24 agosto, 2010

Si yo no dormía, él tampoco.

Dejé mi peso sobre la barandilla del balcón y sentí cómo el viento recorría mi pelo. La fría noche aguardaba un amanecer perdido entre las horas, un salir del Sol que, quizás, y con suerte, nunca pasaría. Me alejé del borde y pasé a mi habitación. La gran cama con sábanas rojas estaba deshecha de tantas vueltas y el edredón había optado por el suelo. Paseé mis pies descalzos por la madera y llegué hasta el sofá. Allí, echado en una posición practicamente imposible, se encontraba él. No parecía haberle afectado nuestra pelea, nuestra discusión a altas horas de la mañana. Dormía placidamente, incluso sin almohada. Estaba terriblemente enfadada, y él no sentía nada. Giré alrededor del mueble y lo miré fijamente.

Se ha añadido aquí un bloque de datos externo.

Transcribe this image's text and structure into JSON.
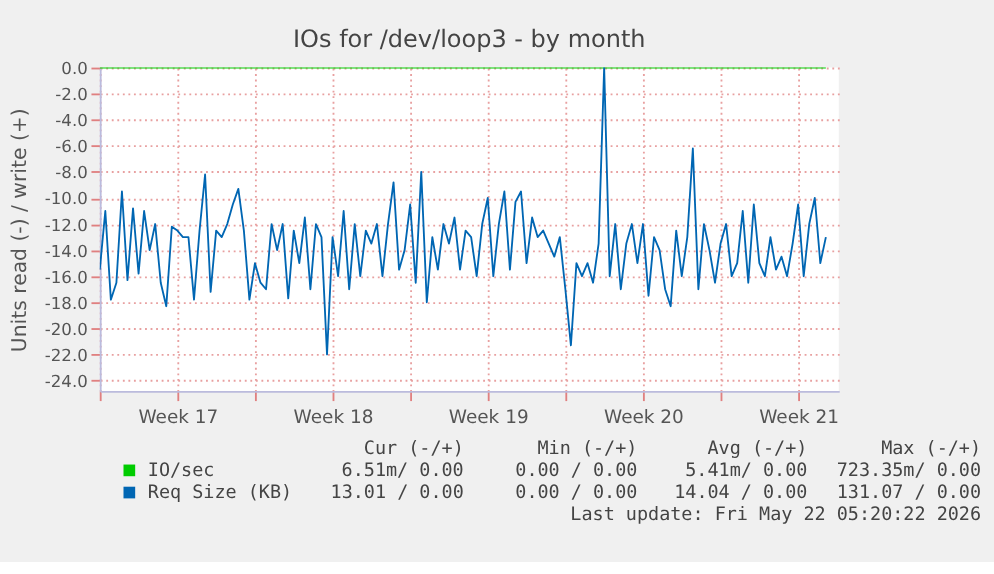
{
  "chart_data": {
    "type": "line",
    "title": "IOs for /dev/loop3 - by month",
    "ylabel": "Units read (-) / write (+)",
    "xlim": [
      "2026-04-20",
      "2026-05-23T08:00"
    ],
    "xticks": [
      {
        "value": "2026-04-20",
        "label": null
      },
      {
        "value": "2026-04-23T12:00",
        "label": "Week 17"
      },
      {
        "value": "2026-04-27",
        "label": null
      },
      {
        "value": "2026-04-30T12:00",
        "label": "Week 18"
      },
      {
        "value": "2026-05-04",
        "label": null
      },
      {
        "value": "2026-05-07T12:00",
        "label": "Week 19"
      },
      {
        "value": "2026-05-11",
        "label": null
      },
      {
        "value": "2026-05-14T12:00",
        "label": "Week 20"
      },
      {
        "value": "2026-05-18",
        "label": null
      },
      {
        "value": "2026-05-21T12:00",
        "label": "Week 21"
      }
    ],
    "ylim": [
      -24.8,
      0
    ],
    "yticks": [
      {
        "value": -24,
        "label": "-24.0"
      },
      {
        "value": -22,
        "label": "-22.0"
      },
      {
        "value": -20,
        "label": "-20.0"
      },
      {
        "value": -18,
        "label": "-18.0"
      },
      {
        "value": -16,
        "label": "-16.0"
      },
      {
        "value": -14,
        "label": "-14.0"
      },
      {
        "value": -12,
        "label": "-12.0"
      },
      {
        "value": -10,
        "label": "-10.0"
      },
      {
        "value": -8,
        "label": "-8.0"
      },
      {
        "value": -6,
        "label": "-6.0"
      },
      {
        "value": -4,
        "label": "-4.0"
      },
      {
        "value": -2,
        "label": "-2.0"
      },
      {
        "value": 0,
        "label": "0.0"
      }
    ],
    "grid": true,
    "legend": "bottom",
    "series": [
      {
        "name": "IO/sec",
        "color": "#00cc00",
        "x": [
          "2026-04-20",
          "2026-05-22T18:00"
        ],
        "values": [
          0,
          0
        ]
      },
      {
        "name": "Req Size (KB)",
        "color": "#0066b3",
        "x": [
          "2026-04-20T00:00",
          "2026-04-20T06:00",
          "2026-04-20T12:00",
          "2026-04-20T18:00",
          "2026-04-21T00:00",
          "2026-04-21T06:00",
          "2026-04-21T12:00",
          "2026-04-21T18:00",
          "2026-04-22T00:00",
          "2026-04-22T06:00",
          "2026-04-22T12:00",
          "2026-04-22T18:00",
          "2026-04-23T00:00",
          "2026-04-23T06:00",
          "2026-04-23T12:00",
          "2026-04-23T18:00",
          "2026-04-24T00:00",
          "2026-04-24T06:00",
          "2026-04-24T12:00",
          "2026-04-24T18:00",
          "2026-04-25T00:00",
          "2026-04-25T06:00",
          "2026-04-25T12:00",
          "2026-04-25T18:00",
          "2026-04-26T00:00",
          "2026-04-26T06:00",
          "2026-04-26T12:00",
          "2026-04-26T18:00",
          "2026-04-27T00:00",
          "2026-04-27T06:00",
          "2026-04-27T12:00",
          "2026-04-27T18:00",
          "2026-04-28T00:00",
          "2026-04-28T06:00",
          "2026-04-28T12:00",
          "2026-04-28T18:00",
          "2026-04-29T00:00",
          "2026-04-29T06:00",
          "2026-04-29T12:00",
          "2026-04-29T18:00",
          "2026-04-30T00:00",
          "2026-04-30T06:00",
          "2026-04-30T12:00",
          "2026-04-30T18:00",
          "2026-05-01T00:00",
          "2026-05-01T06:00",
          "2026-05-01T12:00",
          "2026-05-01T18:00",
          "2026-05-02T00:00",
          "2026-05-02T06:00",
          "2026-05-02T12:00",
          "2026-05-02T18:00",
          "2026-05-03T00:00",
          "2026-05-03T06:00",
          "2026-05-03T12:00",
          "2026-05-03T18:00",
          "2026-05-04T00:00",
          "2026-05-04T06:00",
          "2026-05-04T12:00",
          "2026-05-04T18:00",
          "2026-05-05T00:00",
          "2026-05-05T06:00",
          "2026-05-05T12:00",
          "2026-05-05T18:00",
          "2026-05-06T00:00",
          "2026-05-06T06:00",
          "2026-05-06T12:00",
          "2026-05-06T18:00",
          "2026-05-07T00:00",
          "2026-05-07T06:00",
          "2026-05-07T12:00",
          "2026-05-07T18:00",
          "2026-05-08T00:00",
          "2026-05-08T06:00",
          "2026-05-08T12:00",
          "2026-05-08T18:00",
          "2026-05-09T00:00",
          "2026-05-09T06:00",
          "2026-05-09T12:00",
          "2026-05-09T18:00",
          "2026-05-10T00:00",
          "2026-05-10T06:00",
          "2026-05-10T12:00",
          "2026-05-10T18:00",
          "2026-05-11T00:00",
          "2026-05-11T06:00",
          "2026-05-11T12:00",
          "2026-05-11T18:00",
          "2026-05-12T00:00",
          "2026-05-12T06:00",
          "2026-05-12T12:00",
          "2026-05-12T18:00",
          "2026-05-13T00:00",
          "2026-05-13T06:00",
          "2026-05-13T12:00",
          "2026-05-13T18:00",
          "2026-05-14T00:00",
          "2026-05-14T06:00",
          "2026-05-14T12:00",
          "2026-05-14T18:00",
          "2026-05-15T00:00",
          "2026-05-15T06:00",
          "2026-05-15T12:00",
          "2026-05-15T18:00",
          "2026-05-16T00:00",
          "2026-05-16T06:00",
          "2026-05-16T12:00",
          "2026-05-16T18:00",
          "2026-05-17T00:00",
          "2026-05-17T06:00",
          "2026-05-17T12:00",
          "2026-05-17T18:00",
          "2026-05-18T00:00",
          "2026-05-18T06:00",
          "2026-05-18T12:00",
          "2026-05-18T18:00",
          "2026-05-19T00:00",
          "2026-05-19T06:00",
          "2026-05-19T12:00",
          "2026-05-19T18:00",
          "2026-05-20T00:00",
          "2026-05-20T06:00",
          "2026-05-20T12:00",
          "2026-05-20T18:00",
          "2026-05-21T00:00",
          "2026-05-21T06:00",
          "2026-05-21T12:00",
          "2026-05-21T18:00",
          "2026-05-22T00:00",
          "2026-05-22T06:00",
          "2026-05-22T12:00",
          "2026-05-22T18:00"
        ],
        "values": [
          -15.5,
          -11,
          -17.8,
          -16.5,
          -9.5,
          -16.3,
          -10.8,
          -15.8,
          -11,
          -14,
          -12,
          -16.5,
          -18.3,
          -12.2,
          -12.5,
          -13,
          -13,
          -17.8,
          -12.5,
          -8.2,
          -17.2,
          -12.5,
          -13,
          -12,
          -10.5,
          -9.3,
          -12.5,
          -17.8,
          -15,
          -16.5,
          -17,
          -12,
          -14,
          -12,
          -17.7,
          -12.5,
          -15,
          -11.5,
          -17,
          -12,
          -13,
          -22,
          -13,
          -16,
          -11,
          -17,
          -12,
          -16,
          -12.5,
          -13.5,
          -12,
          -16,
          -12,
          -8.8,
          -15.5,
          -14,
          -10.5,
          -16.5,
          -8,
          -18,
          -13,
          -15.5,
          -12,
          -13.5,
          -11.5,
          -15.5,
          -12.5,
          -13,
          -16,
          -12,
          -10,
          -16,
          -12,
          -9.5,
          -15.5,
          -10.3,
          -9.5,
          -15,
          -11.5,
          -13,
          -12.5,
          -13.5,
          -14.5,
          -13,
          -17,
          -21.3,
          -15,
          -16,
          -15,
          -16.5,
          -13.5,
          0,
          -16,
          -12,
          -17,
          -13.5,
          -12,
          -15,
          -12,
          -17.5,
          -13,
          -14,
          -17,
          -18.3,
          -12.5,
          -16,
          -13,
          -6.2,
          -17,
          -12,
          -14,
          -16.5,
          -13.5,
          -12,
          -16,
          -15,
          -11,
          -16.5,
          -10.5,
          -15,
          -16,
          -13,
          -15.5,
          -14.5,
          -16,
          -13.5,
          -10.5,
          -16,
          -12,
          -10,
          -15,
          -13
        ]
      }
    ],
    "annotations": [
      "Cur (-/+)",
      "Min (-/+)",
      "Avg (-/+)",
      "Max (-/+)",
      "6.51m/ 0.00",
      "0.00 / 0.00",
      "5.41m/ 0.00",
      "723.35m/ 0.00",
      "13.01 / 0.00",
      "0.00 / 0.00",
      "14.04 / 0.00",
      "131.07 / 0.00",
      "Last update: Fri May 22 05:20:22 2026"
    ]
  }
}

Agarré su mano y tiré. Si yo no dormía, él tampoco. Se levantó sobresaltado y de muy mal humor. Me observó, con aire decidido, con el ceño fruncido. Me cogió de las rodillas y me llevó sobre su hombro. Le chillé, le pegué y, aún así, no paró. Me posó tumbada en la cama y se echó encima de mi cuerpo. Nuestras pieles se fusionaban, se insultaban, se pegaban y se decían a gritos que se amaban. Intentó besarme y le aparté la cara. Me mordió el cuello. Aquella noche, terminamos desnudos, tan frágiles a la luz detrás de la ventana. Estaba amaneciendo y nosotros seguíamos con nuestra lucha. Mi boca buscaba la tuya, y la tuya... La tuya buscaba un poco más abajo.